While the weather still hadn't become wintery and the leaves on the trees were beginning to exude amazing color I hosted a dry run on doing nothing for three tarot-reading clients. I drove them to Geneva on the Lake, about an hour from Erie, Pennsylvania and an hour from Youngstown, Ohio.
Once on the beach, which was primarily deserted, we reflected on how to do nothing. Soon enough these human beings struggling to release themselves from the bondage of being busy got it: Doing nothing simply meant opening to pleasure. And pleasure comes in an infinite number of forms.
One discovered the beauty of the contours of the rocks on the beach near the water. Collecting them was okay, that is still doing nothing, because it had no relationship to a former career or making money.
Another recorded the sounds of the waves crashing.

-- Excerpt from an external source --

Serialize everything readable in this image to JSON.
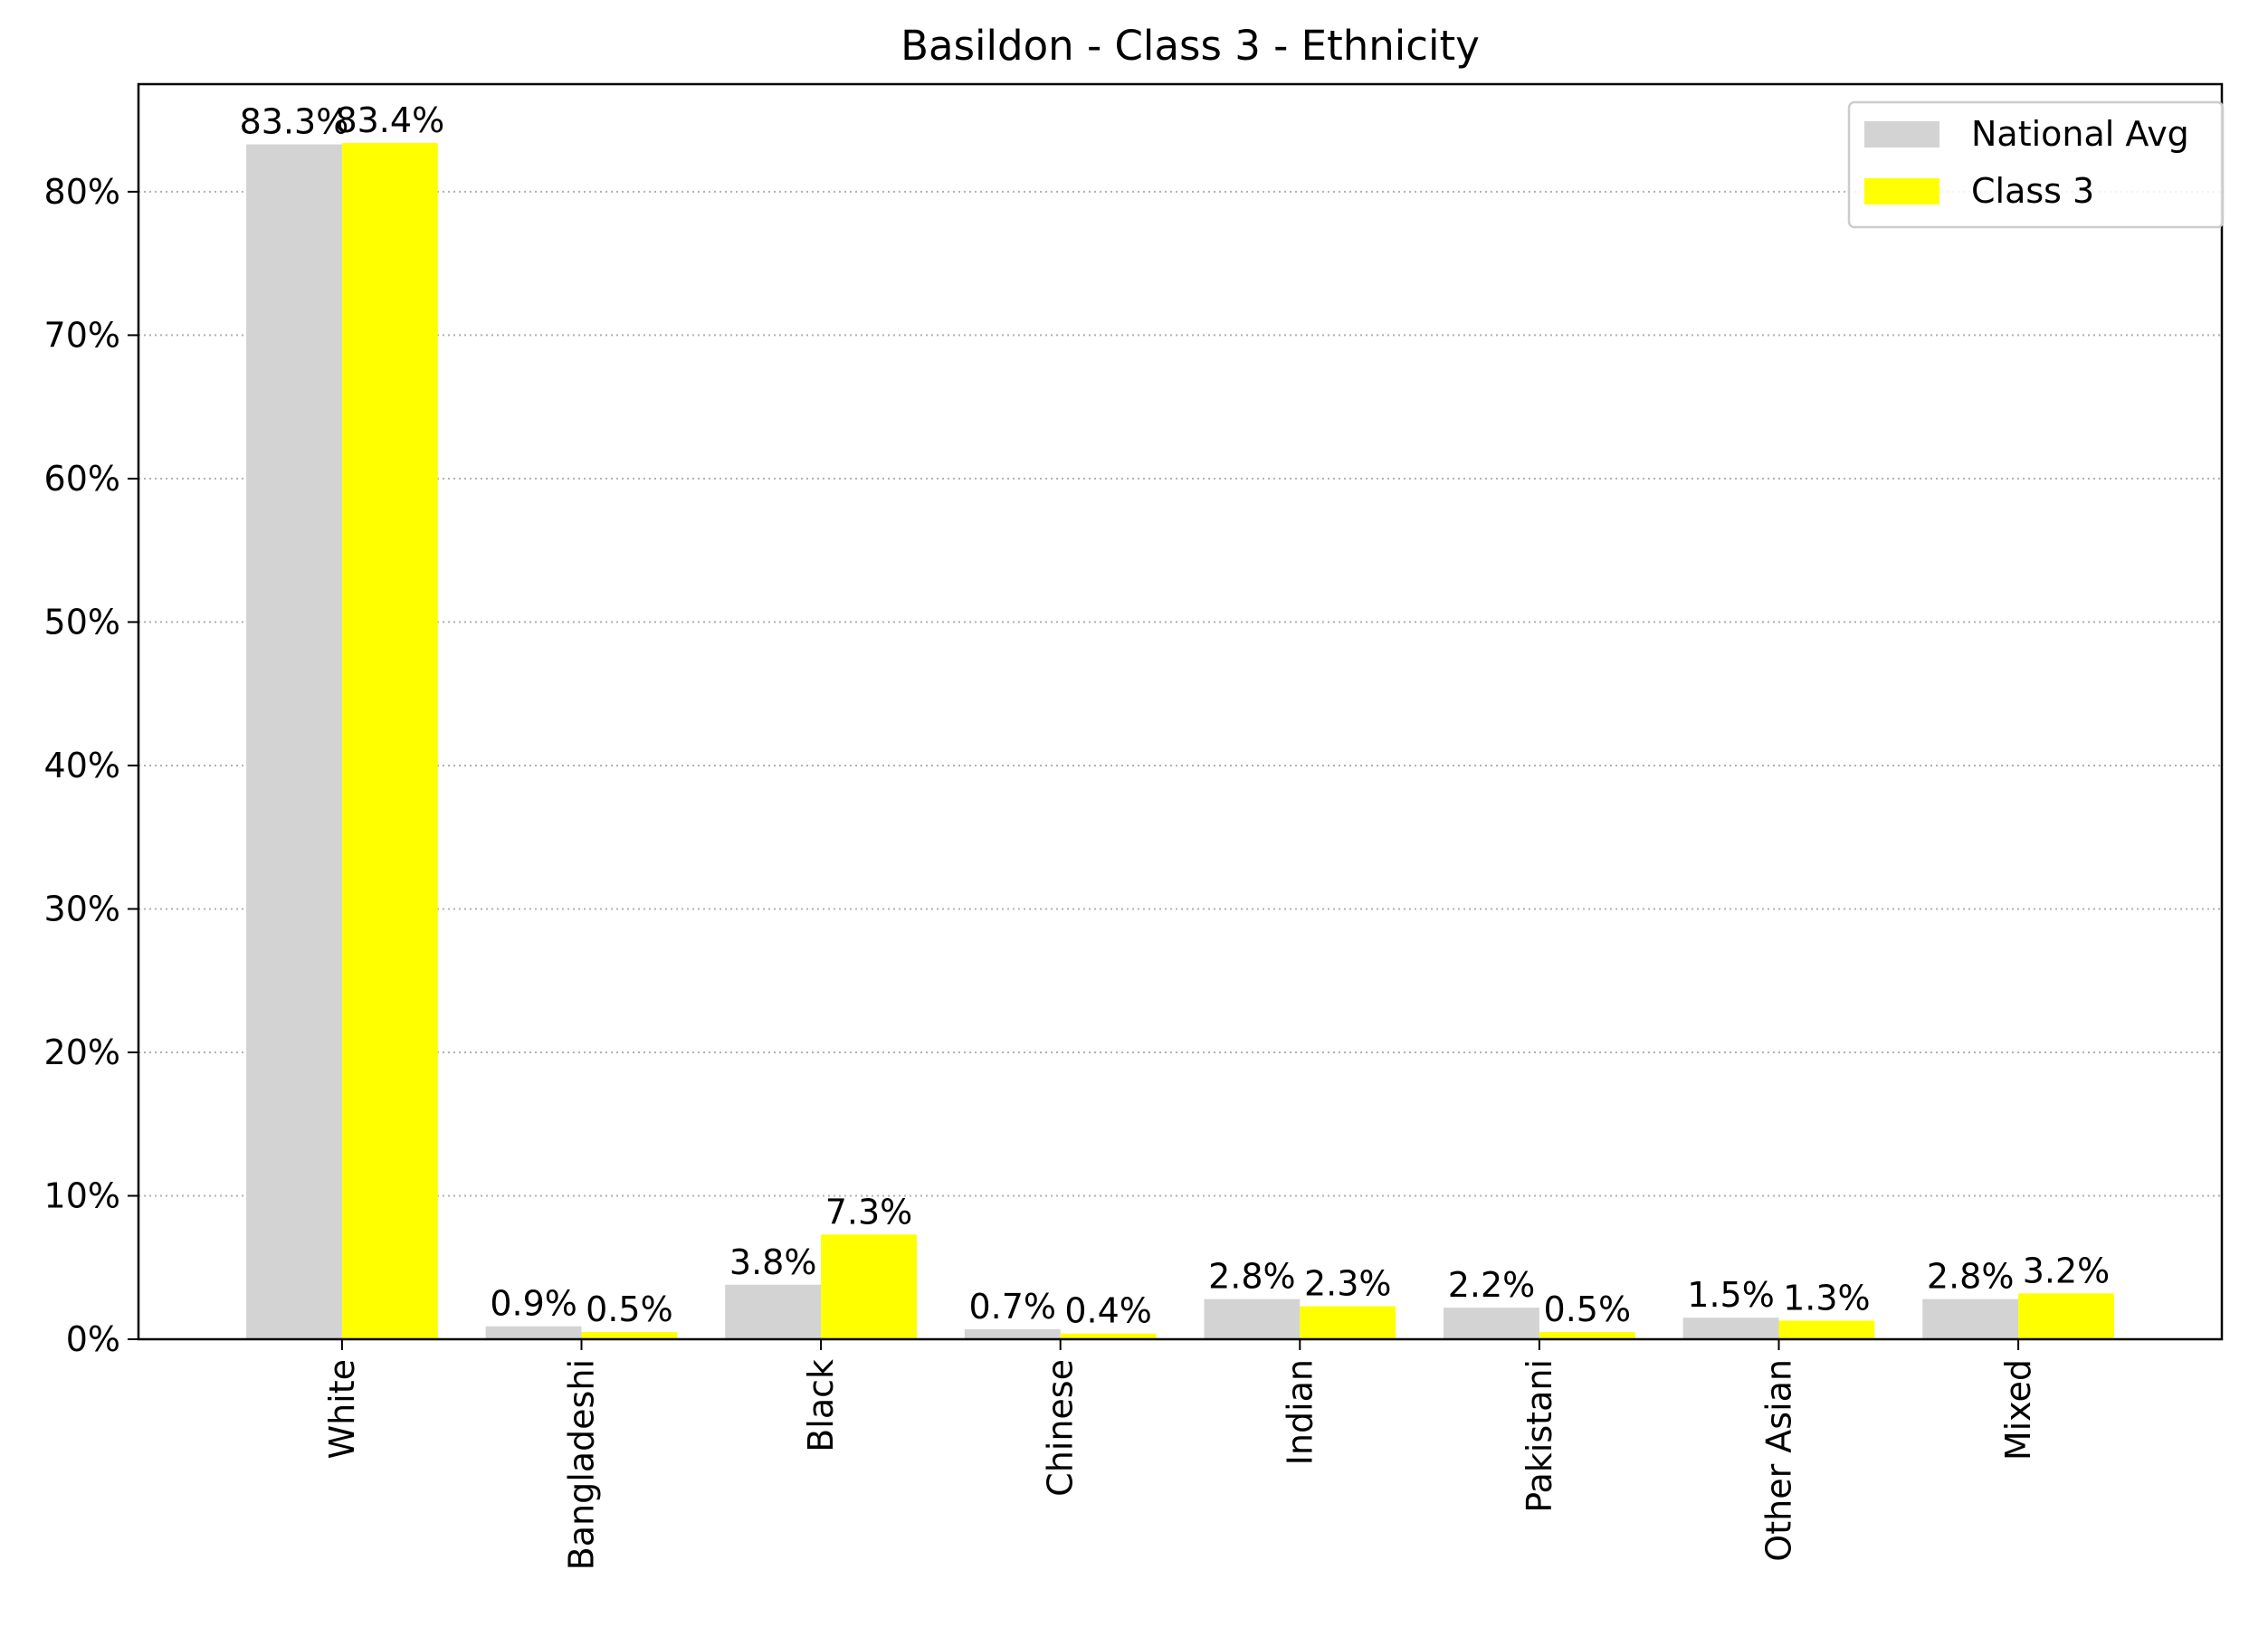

The third took the long walk to where the rocks were and carefully climbed on them.
We ate at McDonald's. There we could eat and then sit doing nothing since that fast-food refuge allows lingering. If you ask for it there's a senior discount of 75-cents for a small coffee. We audited any residual guilt about doing nothing. We also realized that doing nothing could cost almost nothing or nothing. The state park in Geneva, OH had no entrance fee. Also no fee for parking. Rock collecting had no fee. Recording the waves crashing had no fee. Talking and listening had no fee.
Of course, there was the natural conclusion that there are times when you have to do something. Often a cluster of somethings. The coming holidays mandated plenty of that clustering. But there are ways of approaching that which let in joy. Not the crushing burden of responsibility.
That's where the Chariot card in the tarot came in. Let go of the tight grip on the reins.
Just go with it. The price for a Lego packet for a grandchild went up from last year. So? Stuff a little less into the envelope. What could have been angst could be transformed into a "nothing big" in a life.
Of course, whatever our profession we learn most from our clients. What I learned from our collective journey was that doing nothing is an attitude. At any time I could rope off the afternoon and make it a do-nothing. In Eastern religion that's called the "sacred pause."
Thriving in confusing times starts from the inside.